Weil es für Patienten längst nicht mehr selbstverständlich ist, dass sie darauf vertrauen können, woher ihr Zahnersatz kommt und wer ihn mit welchen Materialien hergestellt hat, fordert die Bundesinnung der Zahntechniker die über - fällige Einführung einer verpflichtenden Konformitätserklärung. Es kann nicht sein, dass jemand eine Krone bekommt und sie für ein österreichisches Produkt hält, weil ein österreichischer Zahnarzt sie eingesetzt hat, während einzelne Bestandteile zum Beispiel aus China stammen und von fragwürdiger Qualität sind. In der unübersichtlichen globalisierten Zahnheilkunde haben Patienten ein Anrecht auf ein Höchstmaß an Klarheit. Das ist das eine. Vielen Zahnärzten mögen günstigere Varianten der Behandlung attraktiv erscheinen, weil sie höhere Gewinne versprechen. Was aber, wenn in Folge Probleme auftreten?

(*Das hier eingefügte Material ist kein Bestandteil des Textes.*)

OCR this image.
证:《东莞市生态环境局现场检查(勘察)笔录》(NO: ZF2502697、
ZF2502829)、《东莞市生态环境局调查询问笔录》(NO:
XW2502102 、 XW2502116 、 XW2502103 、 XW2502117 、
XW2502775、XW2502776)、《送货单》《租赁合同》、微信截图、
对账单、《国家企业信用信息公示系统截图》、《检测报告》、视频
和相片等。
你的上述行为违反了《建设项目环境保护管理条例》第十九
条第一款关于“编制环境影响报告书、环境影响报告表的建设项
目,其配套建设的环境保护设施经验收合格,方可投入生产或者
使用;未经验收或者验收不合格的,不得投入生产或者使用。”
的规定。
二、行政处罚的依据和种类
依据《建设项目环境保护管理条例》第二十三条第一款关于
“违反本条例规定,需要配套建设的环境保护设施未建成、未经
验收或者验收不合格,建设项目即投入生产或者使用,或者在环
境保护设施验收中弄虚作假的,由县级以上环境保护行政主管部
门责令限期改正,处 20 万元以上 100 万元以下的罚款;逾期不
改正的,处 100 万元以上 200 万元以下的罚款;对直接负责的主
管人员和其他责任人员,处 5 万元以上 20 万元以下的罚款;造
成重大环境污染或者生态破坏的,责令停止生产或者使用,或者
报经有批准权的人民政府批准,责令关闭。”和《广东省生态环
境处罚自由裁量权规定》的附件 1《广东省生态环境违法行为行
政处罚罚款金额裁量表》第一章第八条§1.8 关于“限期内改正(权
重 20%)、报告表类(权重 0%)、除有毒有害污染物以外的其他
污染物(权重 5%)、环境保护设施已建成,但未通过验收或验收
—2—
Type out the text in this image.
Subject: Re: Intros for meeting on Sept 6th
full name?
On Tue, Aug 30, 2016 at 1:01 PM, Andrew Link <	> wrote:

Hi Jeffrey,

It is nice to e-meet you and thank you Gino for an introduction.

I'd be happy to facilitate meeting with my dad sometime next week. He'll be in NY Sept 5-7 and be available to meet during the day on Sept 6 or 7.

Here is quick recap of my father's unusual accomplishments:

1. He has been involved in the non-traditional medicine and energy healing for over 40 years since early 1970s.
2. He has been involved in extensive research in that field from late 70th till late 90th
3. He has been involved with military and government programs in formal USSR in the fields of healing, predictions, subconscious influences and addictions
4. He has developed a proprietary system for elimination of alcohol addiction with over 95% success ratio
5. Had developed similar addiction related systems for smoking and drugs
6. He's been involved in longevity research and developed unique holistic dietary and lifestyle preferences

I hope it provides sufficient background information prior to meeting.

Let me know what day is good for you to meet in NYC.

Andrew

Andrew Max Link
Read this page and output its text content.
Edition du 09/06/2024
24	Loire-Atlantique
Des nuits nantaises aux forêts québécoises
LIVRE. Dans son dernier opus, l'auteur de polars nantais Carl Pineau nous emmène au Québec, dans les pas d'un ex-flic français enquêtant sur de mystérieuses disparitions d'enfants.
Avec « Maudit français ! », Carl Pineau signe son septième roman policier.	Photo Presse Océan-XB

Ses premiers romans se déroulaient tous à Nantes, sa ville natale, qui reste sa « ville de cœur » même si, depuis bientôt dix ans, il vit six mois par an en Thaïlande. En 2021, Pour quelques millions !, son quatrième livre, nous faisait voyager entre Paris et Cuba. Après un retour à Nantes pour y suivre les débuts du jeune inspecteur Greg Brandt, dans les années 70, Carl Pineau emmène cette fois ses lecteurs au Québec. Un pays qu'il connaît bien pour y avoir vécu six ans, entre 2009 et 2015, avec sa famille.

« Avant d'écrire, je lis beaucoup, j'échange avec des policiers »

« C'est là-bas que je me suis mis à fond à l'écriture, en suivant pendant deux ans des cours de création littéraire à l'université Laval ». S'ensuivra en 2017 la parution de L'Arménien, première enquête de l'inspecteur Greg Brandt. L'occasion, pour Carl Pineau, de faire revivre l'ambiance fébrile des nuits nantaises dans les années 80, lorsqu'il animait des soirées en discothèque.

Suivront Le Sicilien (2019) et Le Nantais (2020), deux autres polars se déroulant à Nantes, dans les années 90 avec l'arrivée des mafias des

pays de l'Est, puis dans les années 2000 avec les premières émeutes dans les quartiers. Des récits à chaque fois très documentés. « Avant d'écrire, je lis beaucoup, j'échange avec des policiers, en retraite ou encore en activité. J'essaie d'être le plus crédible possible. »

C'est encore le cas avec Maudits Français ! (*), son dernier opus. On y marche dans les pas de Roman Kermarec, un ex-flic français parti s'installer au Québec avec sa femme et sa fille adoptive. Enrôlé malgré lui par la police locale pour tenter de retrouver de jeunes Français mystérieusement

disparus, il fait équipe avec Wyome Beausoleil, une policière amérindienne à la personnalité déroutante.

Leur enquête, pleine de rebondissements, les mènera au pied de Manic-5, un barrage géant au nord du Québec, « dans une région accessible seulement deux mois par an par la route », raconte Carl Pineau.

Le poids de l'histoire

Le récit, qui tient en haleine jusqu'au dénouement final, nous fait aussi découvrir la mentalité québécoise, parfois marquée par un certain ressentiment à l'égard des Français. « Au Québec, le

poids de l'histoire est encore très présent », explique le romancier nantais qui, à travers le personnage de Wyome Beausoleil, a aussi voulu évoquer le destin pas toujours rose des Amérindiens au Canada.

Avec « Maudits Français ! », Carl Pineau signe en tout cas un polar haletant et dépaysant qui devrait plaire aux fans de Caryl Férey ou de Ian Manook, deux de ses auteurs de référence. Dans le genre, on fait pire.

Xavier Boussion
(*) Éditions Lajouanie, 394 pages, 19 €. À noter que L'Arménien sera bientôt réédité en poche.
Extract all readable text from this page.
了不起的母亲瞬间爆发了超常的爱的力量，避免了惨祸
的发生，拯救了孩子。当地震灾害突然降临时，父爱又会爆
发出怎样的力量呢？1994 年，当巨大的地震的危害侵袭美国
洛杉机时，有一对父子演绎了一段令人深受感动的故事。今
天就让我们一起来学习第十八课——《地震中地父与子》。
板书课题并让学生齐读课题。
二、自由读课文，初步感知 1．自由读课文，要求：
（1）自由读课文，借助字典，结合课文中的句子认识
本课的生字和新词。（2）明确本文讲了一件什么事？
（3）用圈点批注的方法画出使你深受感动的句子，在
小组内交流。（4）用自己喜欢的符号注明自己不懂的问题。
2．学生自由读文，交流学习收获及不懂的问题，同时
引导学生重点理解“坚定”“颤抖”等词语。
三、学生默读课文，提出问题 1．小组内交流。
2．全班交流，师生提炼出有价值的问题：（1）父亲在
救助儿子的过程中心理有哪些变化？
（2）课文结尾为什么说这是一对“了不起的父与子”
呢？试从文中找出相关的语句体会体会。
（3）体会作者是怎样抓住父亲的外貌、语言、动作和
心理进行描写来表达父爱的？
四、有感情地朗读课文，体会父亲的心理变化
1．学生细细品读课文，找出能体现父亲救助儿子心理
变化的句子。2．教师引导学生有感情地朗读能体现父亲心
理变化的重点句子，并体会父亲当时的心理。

Zahnersatz, der irgendwo in der Ferne in einem Industrielabor gefertigt wurde, ist nun mal ein Massenprodukt. Fehler und Schäden zu beheben und nachträgliche Adjustierungen durchzuführen kann problematisch werden, wenn kein Techniker greifbar ist, der sich mit der Arbeit und ihren individuellen Anforderungen befasst hat. Die Stärke heimischer Zahntechnik liegt genau in dieser Nische, die kein Billiganbieter oder Industriebetrieb zu besetzen vermag. Wir liefern herausragende Qualität, weil wir sehr gut ausgebildet sind und uns an das strenge österreichische Medizinproduktegesetz halten müssen. Weil wir direkten Kontakt mit Zahnärzten und Patienten haben, können wir persönlichen Service bieten und genau beraten – vor, während und gegebenenfalls nach einer Behandlung. In letzter Zeit sind es neben Großlabors aus dem Osten auch internationale Industrieunternehmen, die mit Billigangeboten in unser Arbeitsfeld drängen. Sie bieten Zahnärzten auf Basis gescannter Abdrücke zahntechnische Lösungen an. Digitale Arbeit ist per se natürlich nichts Schlechtes. Im Gegenteil. Darum muss jeder zahntechnische Betrieb, der auch in Zukunft auf dem Markt bestehen will, auf neue Möglichkeiten setzen. Besser heute als morgen, müssen Zahnlabore Errungenschaften wie CAD/CAM in ihren Arbeitsalltag integrieren (siehe auch Editorial auf Seite 3).
Damit das reibungslos funktionieren kann, sind auf der einen Seite wir Berufsgruppenvertreter gefragt. Wir sind dafür verantwortlich, uns für einen entsprechenden gesetzlichen Rahmen einzusetzen und die Zahntechnikerausbildung in diese Richtung weiter auszubauen. Beides steht auf der Agenda der Bundesinnung ganz oben. Andererseits dürfen sich Laborinhaber gegen Neues nicht versperren. Der Trend zu digitalen Methoden wird anhalten. Je später man reagiert, desto schwieriger wird es sein, Schritt zu halten. Eine Zahntechnik, die wie die Nahrungsmittelindustrie von wenigen großen Playern bestimmt wird, kann sich niemand wünschen. „Groß frisst Klein und gibt die Richtung und nicht zuletzt die Preise vor“ – ist kein nachhaltiges Modell. Letzten Endes schneidet sich jeder Zahnarzt, der am falschen Eck spart, ins eigene Fleisch. Denn in der Vergangenheit hat sich gezeigt: Wo wenige große Konzerne kleine und mittlere Betriebe verdrängen, steigen langfristig die Preise. Es liegt an uns Zahntechnikern und den Zahnärzten gleichermaßen, dagegen anzuarbeiten.